4 entry daha
  • başkalarının mutluluğundan rahatsız olmak ya da olmamak hali, bireyin bu dünyada konumlanışına dair büyük bir ipucu veren durum. resmen 'tarafını seçmek' ile ilgili.

    dünya üzerindeki istisnasız her insan, gerçek mutluluk anlarının peşinde. gerçek mutluluğu tamamen ve sürekli olarak elde etmek sadece ütopya. yani insanlara dışarıdan baktığınızda, sizden daha iyi durumdaymış gibi gelebilirler. ama bütün bu sıradanlığın içinde, ne koşullar altında olursak olalım her birimiz zavallıyız. hayatın yükseldiği çok az mutluluk anı var. bu anları asla yakalamamış olmak ya da yakalayamayacak olmak da tam bir distopya aslında. iki uç da, sürekliliği olmaması sebebiyle, olanaksızlık barındırıyor. insan sonsuza kadar, sürekli mutlu olamaz, yine aynı şekilde, mutlu da olamaz.

    çoğu zaman bir distopyanın içine düşmüşüz gibi yaşantıladığımız hayatta, bazı mutluluk anlarını yakaladık mı, sosyal bir varlık olarak bunu bir şekilde çevremize ilan etme eğiliminde oluyoruz. nispet yapmaktan ya da karşındaki insan mutsuzluğa gömülmüşken sinir bozmaktan bahsetmiyorum. söylediğim daha çok o anları yakaladığımızda oluşan 'bak benim başıma geldi, senin de gelir' umudunu aşılama arzusu. bireysel düzeyde de değil üstelik bir tek, ilan etme, paylaşma, duyurma isteği. dünyayı daha iyi bir yermiş gibi görebilsek, daha iyi bir yer olabilir.

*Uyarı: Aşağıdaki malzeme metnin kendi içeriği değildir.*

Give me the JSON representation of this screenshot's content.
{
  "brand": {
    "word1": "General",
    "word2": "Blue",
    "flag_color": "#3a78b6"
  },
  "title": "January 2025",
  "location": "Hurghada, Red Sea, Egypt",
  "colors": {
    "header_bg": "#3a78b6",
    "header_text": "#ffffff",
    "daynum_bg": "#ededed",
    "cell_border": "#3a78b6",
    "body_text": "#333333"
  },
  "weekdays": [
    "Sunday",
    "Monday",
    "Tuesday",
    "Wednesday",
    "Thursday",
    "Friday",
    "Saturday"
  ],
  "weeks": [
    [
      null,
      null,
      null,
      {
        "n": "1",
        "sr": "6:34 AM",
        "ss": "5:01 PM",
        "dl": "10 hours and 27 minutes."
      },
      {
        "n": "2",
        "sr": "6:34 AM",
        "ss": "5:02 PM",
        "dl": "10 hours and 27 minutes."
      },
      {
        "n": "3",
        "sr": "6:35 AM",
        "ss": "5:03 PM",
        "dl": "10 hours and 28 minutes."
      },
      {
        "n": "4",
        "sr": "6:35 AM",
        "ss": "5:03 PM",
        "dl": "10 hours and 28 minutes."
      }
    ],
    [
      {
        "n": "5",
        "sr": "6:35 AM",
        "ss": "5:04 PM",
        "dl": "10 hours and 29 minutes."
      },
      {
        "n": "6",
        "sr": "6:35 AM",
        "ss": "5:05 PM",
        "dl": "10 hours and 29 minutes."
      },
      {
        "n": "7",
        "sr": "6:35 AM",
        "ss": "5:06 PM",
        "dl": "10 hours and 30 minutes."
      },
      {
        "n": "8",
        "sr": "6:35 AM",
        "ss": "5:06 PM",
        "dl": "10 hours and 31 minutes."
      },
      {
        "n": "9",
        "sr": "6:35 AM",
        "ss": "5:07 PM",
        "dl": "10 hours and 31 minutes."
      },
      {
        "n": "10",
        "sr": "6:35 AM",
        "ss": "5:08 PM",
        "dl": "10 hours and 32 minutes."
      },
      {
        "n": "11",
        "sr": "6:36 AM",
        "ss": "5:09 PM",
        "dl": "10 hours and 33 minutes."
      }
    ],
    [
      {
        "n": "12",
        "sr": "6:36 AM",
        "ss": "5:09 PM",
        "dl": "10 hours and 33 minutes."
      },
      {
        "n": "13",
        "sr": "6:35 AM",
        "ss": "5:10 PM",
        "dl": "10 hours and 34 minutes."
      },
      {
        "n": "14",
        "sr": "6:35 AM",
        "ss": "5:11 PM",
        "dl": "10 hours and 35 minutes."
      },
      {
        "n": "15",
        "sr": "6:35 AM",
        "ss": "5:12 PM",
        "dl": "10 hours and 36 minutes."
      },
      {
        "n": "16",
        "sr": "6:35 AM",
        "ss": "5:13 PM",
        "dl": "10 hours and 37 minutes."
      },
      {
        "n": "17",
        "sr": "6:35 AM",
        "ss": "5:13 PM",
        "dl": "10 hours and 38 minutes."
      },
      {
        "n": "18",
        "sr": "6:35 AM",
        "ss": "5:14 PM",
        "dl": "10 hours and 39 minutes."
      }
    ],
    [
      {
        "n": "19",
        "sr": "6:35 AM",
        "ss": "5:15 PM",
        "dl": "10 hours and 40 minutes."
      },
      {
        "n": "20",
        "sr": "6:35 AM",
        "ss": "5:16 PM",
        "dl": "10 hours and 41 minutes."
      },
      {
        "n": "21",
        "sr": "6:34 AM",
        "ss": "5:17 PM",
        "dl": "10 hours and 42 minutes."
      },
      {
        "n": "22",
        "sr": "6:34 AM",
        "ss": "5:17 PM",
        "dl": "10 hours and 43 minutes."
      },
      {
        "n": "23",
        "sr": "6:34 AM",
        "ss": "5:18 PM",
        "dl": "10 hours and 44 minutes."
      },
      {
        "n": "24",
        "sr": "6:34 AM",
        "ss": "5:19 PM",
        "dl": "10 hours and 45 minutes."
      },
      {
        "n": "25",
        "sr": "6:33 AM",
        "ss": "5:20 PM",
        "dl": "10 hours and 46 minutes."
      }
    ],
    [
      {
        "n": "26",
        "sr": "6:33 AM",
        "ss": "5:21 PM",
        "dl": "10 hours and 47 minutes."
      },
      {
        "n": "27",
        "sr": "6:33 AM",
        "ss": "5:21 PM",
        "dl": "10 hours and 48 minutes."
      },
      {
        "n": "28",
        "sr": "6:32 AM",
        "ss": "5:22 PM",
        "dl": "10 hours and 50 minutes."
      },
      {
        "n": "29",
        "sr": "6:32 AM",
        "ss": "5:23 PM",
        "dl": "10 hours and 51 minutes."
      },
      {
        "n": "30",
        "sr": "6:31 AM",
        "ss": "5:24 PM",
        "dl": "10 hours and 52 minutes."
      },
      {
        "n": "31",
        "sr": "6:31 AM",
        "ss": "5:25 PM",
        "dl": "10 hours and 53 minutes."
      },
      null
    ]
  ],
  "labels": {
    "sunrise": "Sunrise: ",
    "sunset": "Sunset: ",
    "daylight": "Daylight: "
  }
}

    fakat ne yazık ki, en başında dediğim gibi, insanın konumlanışı çok önemli. insanlara, yaşadıkları dünyanın bir parça da olsa sorumluluğunu almaktan daha kolay gelen bir şey var. 'kötü' tarafta konumlanmak. melankolinin boğuculuğu içinde küçük bir an, ufak bir şey yakalamış naif pozisyondakiler, 'bak benim başıma geldi' diye ilan etmek istiyor. zannediyorlar ki, bir yerde daralarak boğulan biri varsa, ötekinin başına gelen o 'an'da umut bulur. çünkü kendileri, umut bulmuştu. ama onlar umut bulmuyor. onların bulduklarına umuttan ziyade haset denir.

    mutlu olmaktan çok daha öncelikli bir şey var yapmamız gereken. iyi insan olmak. bu, o kadar da zor olmamalı. ama görüyorum ki o kadar da zor. e öyleyse, ben iki tarafta da konumlanmayı reddederek, burada lafı halil cibrana bırakıyorum,

    “gez ve kimseye söyleme
    gerçek bir aşk hikayesi yaşa, kimseye söyleme.
    mutlu ol, kimseye söyleme
    insanlar güzel şeyleri mahveder.”